Les difficultés des enfants nuacées par les médecins
En évoquant ses enfants, elle parle de deux êtres qui étaient en difficulté. Mais ces difficultés ont été nuancées par les médecins qui les considéraient comme des affections bénignes. Un médecin a confirmé que Rita Henkinet avait sollicité en janvier 2013 l'euthanasie de sa fille Audrey. Cette demande lui avait été refusée car considérée par le médecin comme un assassinat. Celui-ci était par contre disposé à mettre d'autres solutions en place pour aider Rita Henkinet.
"Arnaud a tapoté ma tête et j'ai interprété cela comme un geste de remerciement"

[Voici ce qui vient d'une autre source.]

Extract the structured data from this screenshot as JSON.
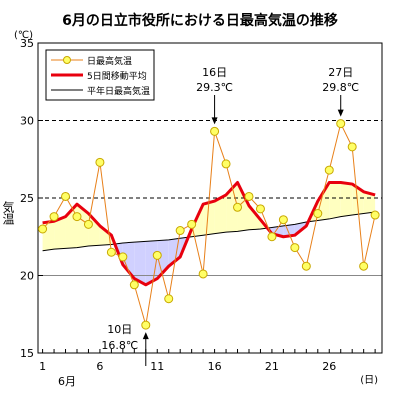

L'accusée a ensuite reconnu qu'elle avait pris la décision de supprimer ses enfants. "Je n'étais plus en mesure de gérer la situation, je n'allais pas laisser mes enfants là", a-t-elle précisé. Le 21 février, elle avait remis une forte somme d'argent à son frère Benoît ainsi que des médicaments pour qu'il puisse se suicider lui aussi, s'il ne supportait pas le geste qu'elle allait commettre. Quelques heures avant les faits, elle avait encore contacté son frère pour lui faire part de ses intentions. "Il est possible que nous partions pour le grand voyage", lui avait-elle dit. Rita Henkinet a reconnu qu'elle a mélangé des médicaments écrasés à de la mousse au chocolat pour les faire ingérer à ses enfants. Il s'agissait d'un total de 120 comprimés de Lormetazepam. Les enfants se sont endormis. Puis, elle leur a encore fait absorber d'autres médicaments avec de l'alcool fort. "En voyant qu'ils ne partaient pas assez vite, j'ai pris des couvertures. Je me suis allongée sur leur corps en serrant les couvertures sur leur visage. Audrey a mis sa main dans mes cheveux. Arnaud a tapoté ma tête et j'ai interprété cela comme un geste de remerciement", a exposé l'accusée. Rita Henkinet a ensuite expliqué qu'elle avait tenté de se suicider en absorbant de l'alcool et des médicaments. L'interrogatoire de Benoît Henkinet devait avoir lieu ce mardi soir.